Dans la nuit, tout peut basculer en quelques secondes. Des tirs éclatent au loin, les rafales se rapprochent, des maisons sont incendiées, des cris de détresse retentissent et des enfants se réveillent en sursaut. En Haïti, cette scène est devenue la réalité de milliers de familles contraintes de fuir leur domicile pour échapper à la violence des groupes armés.
Personne n’a le temps de réfléchir. Il faut prendre les enfants dans les bras, rassembler quelques documents importants, attraper un sac à la hâte et quitter la maison en laissant derrière soi toute une vie de sacrifices : meubles, vêtements, économies, appareils électroménagers, souvenirs de famille, photos, diplômes, objets de valeur et parfois même les médicaments.
En quittant leur maison, beaucoup ignorent s’ils la reverront un jour. Certains retrouvent leur quartier réduit en cendres. D’autres apprennent que leur domicile a été pillé ou occupé. Une seule réalité s’impose : survivre.
Lorsqu’on perd tout du jour au lendemain, la première lueur d’espoir vient souvent d’un proche. Un frère, une sœur, une tante, un cousin, un ami ou même une simple connaissance accepte d’ouvrir sa porte. Des salons se transforment en chambres improvisées, des matelas sont étendus au sol et les repas sont partagés malgré des moyens souvent limités.

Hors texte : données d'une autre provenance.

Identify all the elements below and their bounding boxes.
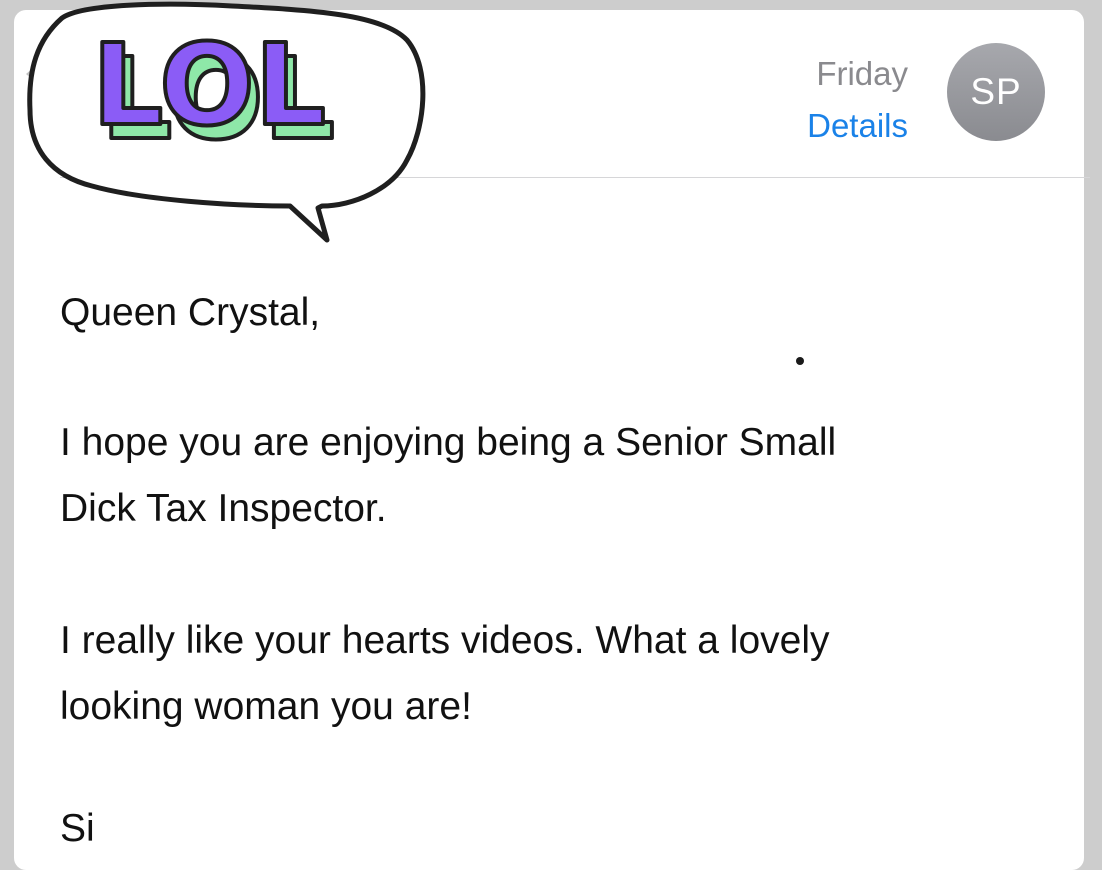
message-cut-off-line: Si [60,807,95,850]
message-paragraph2-line1: I really like your hearts videos. What a… [60,619,830,662]
message-date: Friday [816,55,908,92]
message-greeting: Queen Crystal, [60,291,321,334]
stray-dot [796,357,804,365]
message-paragraph1-line1: I hope you are enjoying being a Senior S… [60,421,837,464]
lol-sticker: LOL LOL [27,1,426,243]
details-link[interactable]: Details [807,106,908,146]
avatar-initials: SP [970,71,1022,112]
lol-face-text: LOL [92,21,326,151]
message-paragraph2-line2: looking woman you are! [60,685,472,728]
message-paragraph1-line2: Dick Tax Inspector. [60,487,387,530]
sender-avatar[interactable]: SP [947,43,1045,141]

Au début, l’accueil est généralement empreint de compassion. Les déplacés reçoivent des paroles de soutien, des vêtements, de la nourriture et un espace pour se reposer. Les enfants retrouvent un sentiment relatif de sécurité, tandis que les adultes peuvent, pour un temps, souffler après le traumatisme de la fuite.

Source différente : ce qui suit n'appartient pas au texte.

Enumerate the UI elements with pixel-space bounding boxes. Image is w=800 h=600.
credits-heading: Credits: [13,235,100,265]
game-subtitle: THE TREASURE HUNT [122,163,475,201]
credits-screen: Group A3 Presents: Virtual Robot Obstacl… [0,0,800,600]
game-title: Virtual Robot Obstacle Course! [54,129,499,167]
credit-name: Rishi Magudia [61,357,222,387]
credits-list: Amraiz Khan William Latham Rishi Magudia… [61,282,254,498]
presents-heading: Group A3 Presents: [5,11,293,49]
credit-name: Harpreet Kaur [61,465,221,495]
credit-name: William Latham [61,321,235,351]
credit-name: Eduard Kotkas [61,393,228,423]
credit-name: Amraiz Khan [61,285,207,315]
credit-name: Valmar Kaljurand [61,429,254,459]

Mais lorsque les semaines deviennent des mois, la cohabitation devient plus difficile. Les dépenses augmentent, l’espace se fait rare, l’intimité disparaît. Dans certains foyers, la fatigue et la pression économique provoquent des tensions. Des déplacés évoquent des remarques blessantes, des humiliations, des reproches et parfois le sentiment de déranger partout.

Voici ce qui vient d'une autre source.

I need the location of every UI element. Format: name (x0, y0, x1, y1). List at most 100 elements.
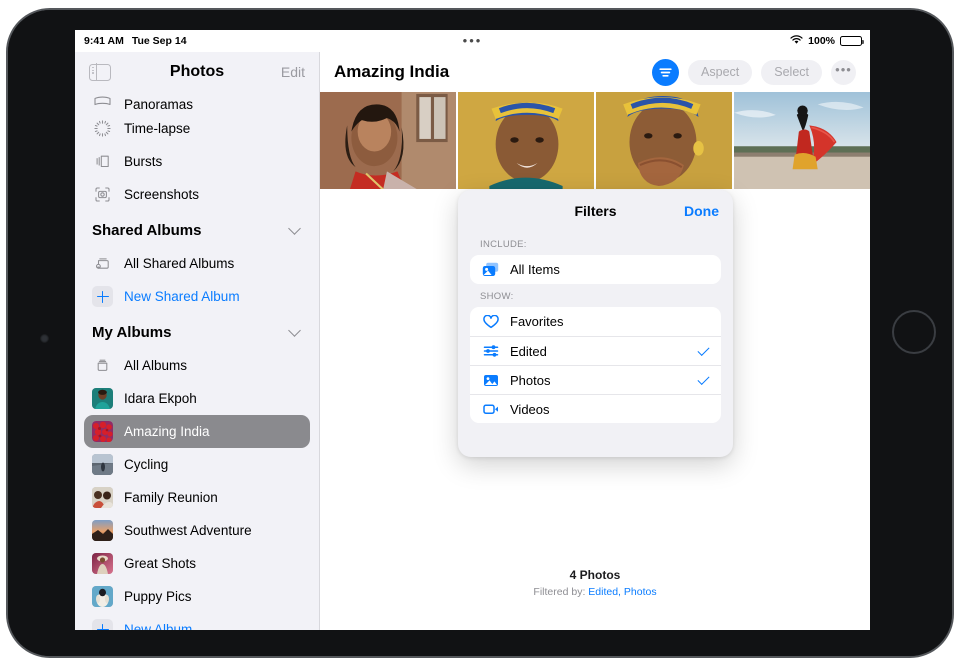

” Nous avons fui pour sauver notre vie. Nous pensions avoir trouvé un refuge. Aujourd’hui, nous avons parfois l’impression de trop prendre de place “, confie un père de famille déplacé.
Vivre chez autrui signifie aussi perdre une partie de son autonomie. Demander la permission pour utiliser certains espaces, dépendre des autres pour se nourrir et ne pas pouvoir offrir à ses enfants les conditions souhaitées affectent profondément la dignité. Les enfants figurent parmi les plus touchés. Ils doivent s’adapter à un nouvel environnement, partager des espaces restreints, interrompre parfois leur scolarité et grandir dans l’incertitude. Certains deviennent silencieux, d’autres souffrent d’anxiété, de troubles du sommeil ou de difficultés à se concentrer.
Malgré les tensions observées dans certains cas, de nombreuses familles continuent d’accueillir leurs proches avec la même générosité qu’au premier jour. Elles partagent le peu qu’elles possèdent et offrent un soutien précieux à ceux qui ont tout perdu.
Entre gratitude et souffrance, les déplacés vivent dans un équilibre fragile. Reconnaissants envers ceux qui leur ont ouvert leur porte, ils portent néanmoins la douleur d’avoir perdu leur maison, leur intimité et leur indépendance.
Derrière chaque famille hébergée se cache une histoire de fuite, de peur et de résilience. Derrière chaque porte ouverte se trouve un acte de solidarité. Mais aucune famille ne devrait dépendre indéfiniment de la générosité des autres pour vivre.
La situation des déplacés internes en Haïti rappelle l’urgence de rétablir la sécurité, de soutenir les familles d’accueil et de créer des solutions durables afin que chacun puisse retrouver un foyer. Car avoir une maison, ce n’est pas seulement posséder quatre murs, c’est vivre librement, élever ses enfants avec dignité et envisager l’avenir avec sérénité.